Keeping kids safe while online is everyone’s job. Through Get Net Wise, you will find an Online Safety Guide, safety tips for kids, teens and families, and gain a better understand of the risks that youth face when online. There are tools that break down safety concerns and consideration by age and kid-friendly sites as well. Get Net Wise is endorsed by the United States Computer Emergency Readiness Team, otherwise known as US-CERT, a trusted global leader in cybersecurity.
Mashable brings together changes you can make that will help keep your information secure in 2014.
- Update Security Often: We all emit that groan of despair when our computers need to update their software, but in reality, it’s necessary to keep them running.If you don’t update your security software frequently, it’s easier to get malware or trojan horses that could steal your information and harm your computer. Most programs will schedule updates, but making it a part of your routine is helpful. Set aside ten minutes on a less busy day to update the definitions while you wait for that pizza you ordered or before you brush your teeth.
- Schedule Back-Ups to an External Hard Drive: Let’s be honest, backing up your hard drive is the last thing on your to-do list. The only thing that seems to jog your memory is when your computer refuses to turn on, and you realize you haven’t backed anything up for six months. Too little, too late.Like the security software update, make it a part of your routine. Set aside some time while watching Netflix or reading news online. If you use services such as Time Machine, you can schedule updates, but otherwise you’ll have to do manually.
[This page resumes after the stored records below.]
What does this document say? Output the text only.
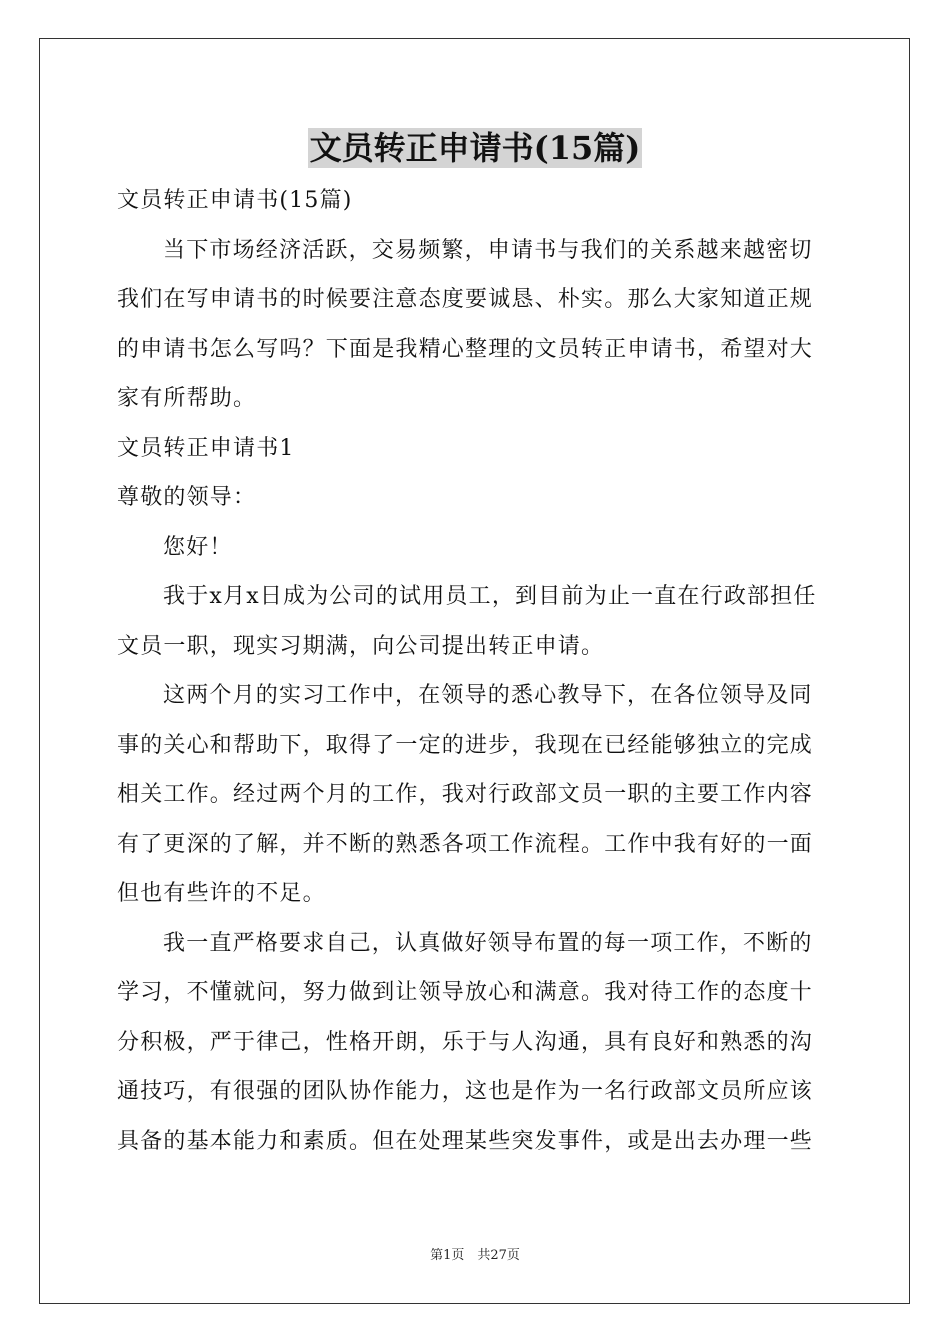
文员转正申请书(15篇)

文员转正申请书(15篇)

当下市场经济活跃，交易频繁，申请书与我们的关系越来越密切我们在写申请书的时候要注意态度要诚恳、朴实。那么大家知道正规的申请书怎么写吗？下面是我精心整理的文员转正申请书，希望对大家有所帮助。

文员转正申请书1

尊敬的领导：

您好！

我于x月x日成为公司的试用员工，到目前为止一直在行政部担任文员一职，现实习期满，向公司提出转正申请。

这两个月的实习工作中，在领导的悉心教导下，在各位领导及同事的关心和帮助下，取得了一定的进步，我现在已经能够独立的完成相关工作。经过两个月的工作，我对行政部文员一职的主要工作内容有了更深的了解，并不断的熟悉各项工作流程。工作中我有好的一面但也有些许的不足。

我一直严格要求自己，认真做好领导布置的每一项工作，不断的学习，不懂就问，努力做到让领导放心和满意。我对待工作的态度十分积极，严于律己，性格开朗，乐于与人沟通，具有良好和熟悉的沟通技巧，有很强的团队协作能力，这也是作为一名行政部文员所应该具备的基本能力和素质。但在处理某些突发事件，或是出去办理一些

第1页　共27页
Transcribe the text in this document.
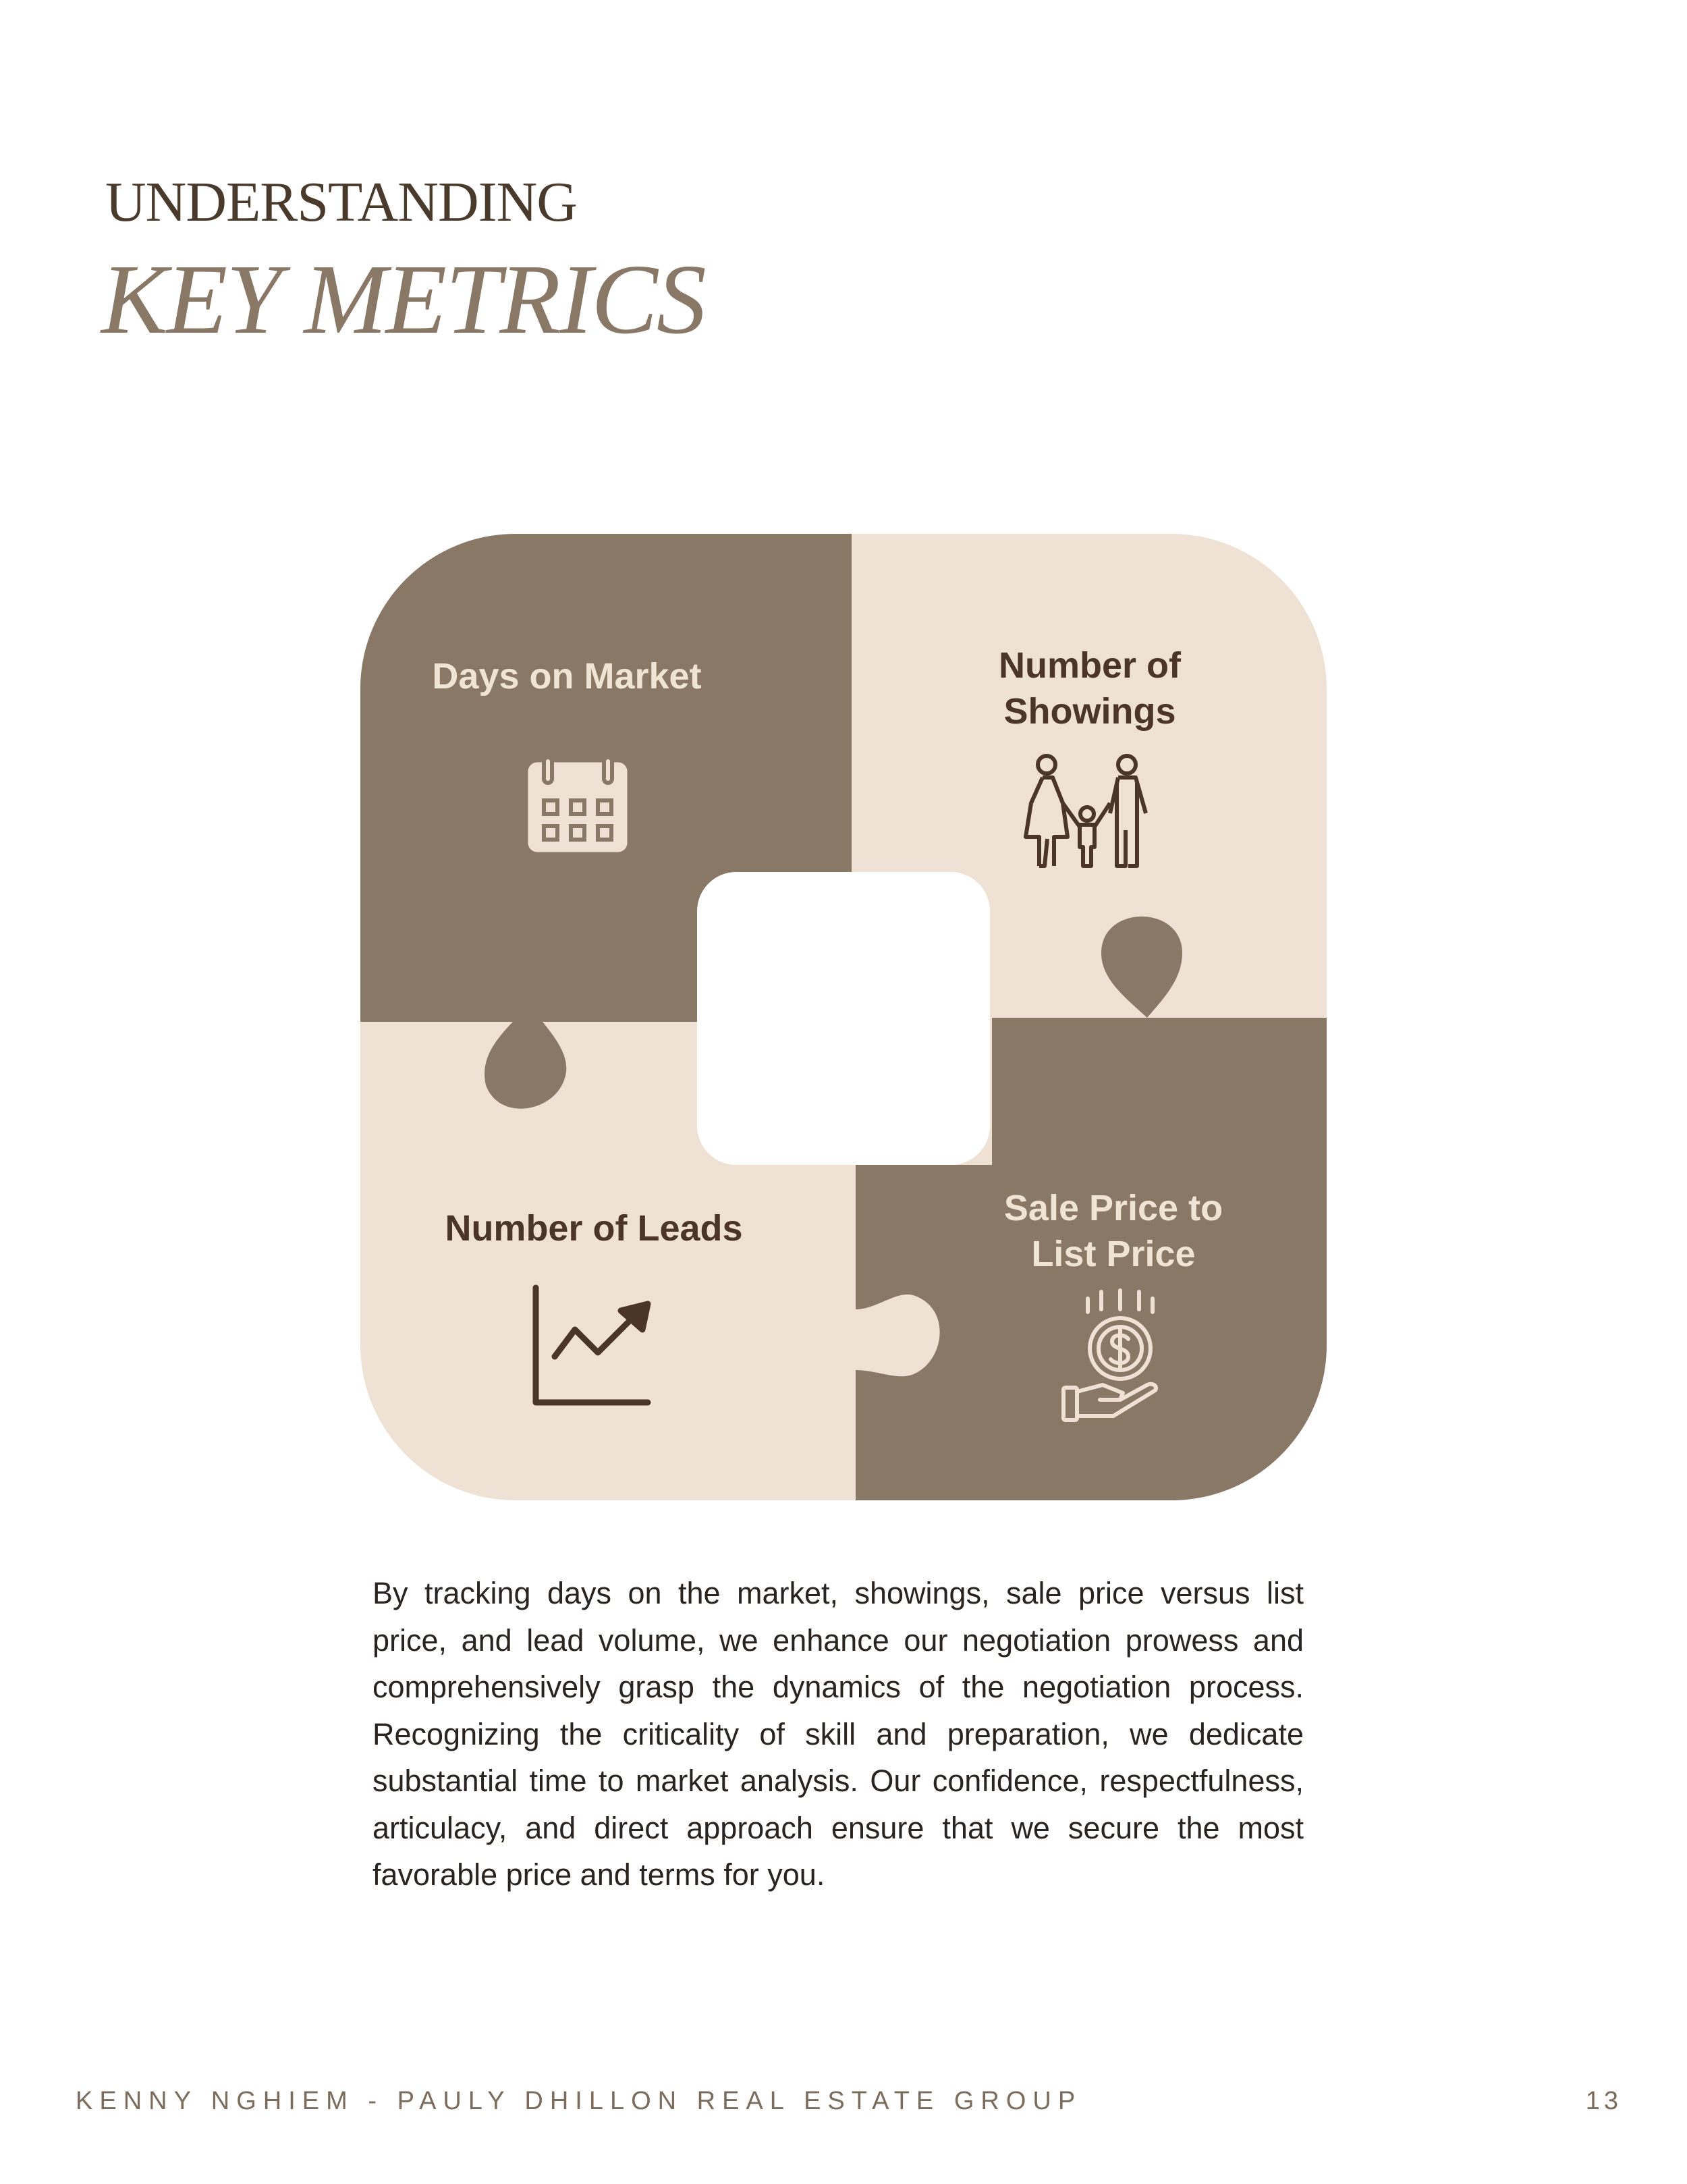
UNDERSTANDING
KEY METRICS
Days on Market	Number of
Showings
Number of Leads	Sale Price to
List Price

By tracking days on the market, showings, sale price versus list price, and lead volume, we enhance our negotiation prowess and comprehensively grasp the dynamics of the negotiation process. Recognizing the criticality of skill and preparation, we dedicate substantial time to market analysis. Our confidence, respectfulness, articulacy, and direct approach ensure that we secure the most favorable price and terms for you.

KENNY NGHIEM - PAULY DHILLON REAL ESTATE GROUP	13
- Stop Reusing Passwords: It’s easy to fall into the habit of using the same generic password for all of your online profiles and pages, especially since writing them down is ill-advised. But having the same password for every account can put your entire online presence at risk, since a person only needs to guess correctly once to access them all.Create passwords with numbers, letters and symbols to add diversity, and use a random password generator for a unique combination. If remembering them all is too much work, use one of these password tools.
- Use Secure WiFi Networks: The WiFi from the local coffee shop, public park or bookstore seems safe enough, but if you see a network with a dubious name (like “Free Public WiFi”) that doesn’t require a password, you’re better safe than sorry. Even if you’re using a network you can trust, there are some best practices you should adopt: Use the secure browsing extension, turn off sharing and change your settings so you don’t automatically log into WiFi hotspots.
- Stay Up-to-Date on Your Privacy Settings: Technology is all about change, so whenever a social network undergoes a major update, the privacy settings may have also changed. This means that your once-hidden and private profile could be out in the open for others to see.Check your own settings regularly, keep an eye out for major site changes or news of a settings update, and learn how to hide your profile again.
- Stop Throwing Out Busted Tech: Not only is trashing your tech terrible for the environment, it’s potentially dangerous for you. Old tech can still retain important information, so whoever picks up your old computer off the curb might able to grab sensitive information you thought you erased ages ago.A much better alternative is to recycle your products. It’s less convenient, but there are plenty of resources to help you.
- Keep the Clutter Off Your Computer: It’s common to let emails accumulate in your inbox or leave files on your desktop. But there will come a point in time when you’ll have to find key content hidden among the mess, and it will be significantly harder to find.With some good, old-fashioned organization skills, it’s possible to maintain a clutter-free digital life. For emails, answer or delete messages as soon as you can, sort them so you can find important ones faster and download productivity plugins. Save files to appropriate folders when you first create them, and delete duplicates or old files whenever you see them.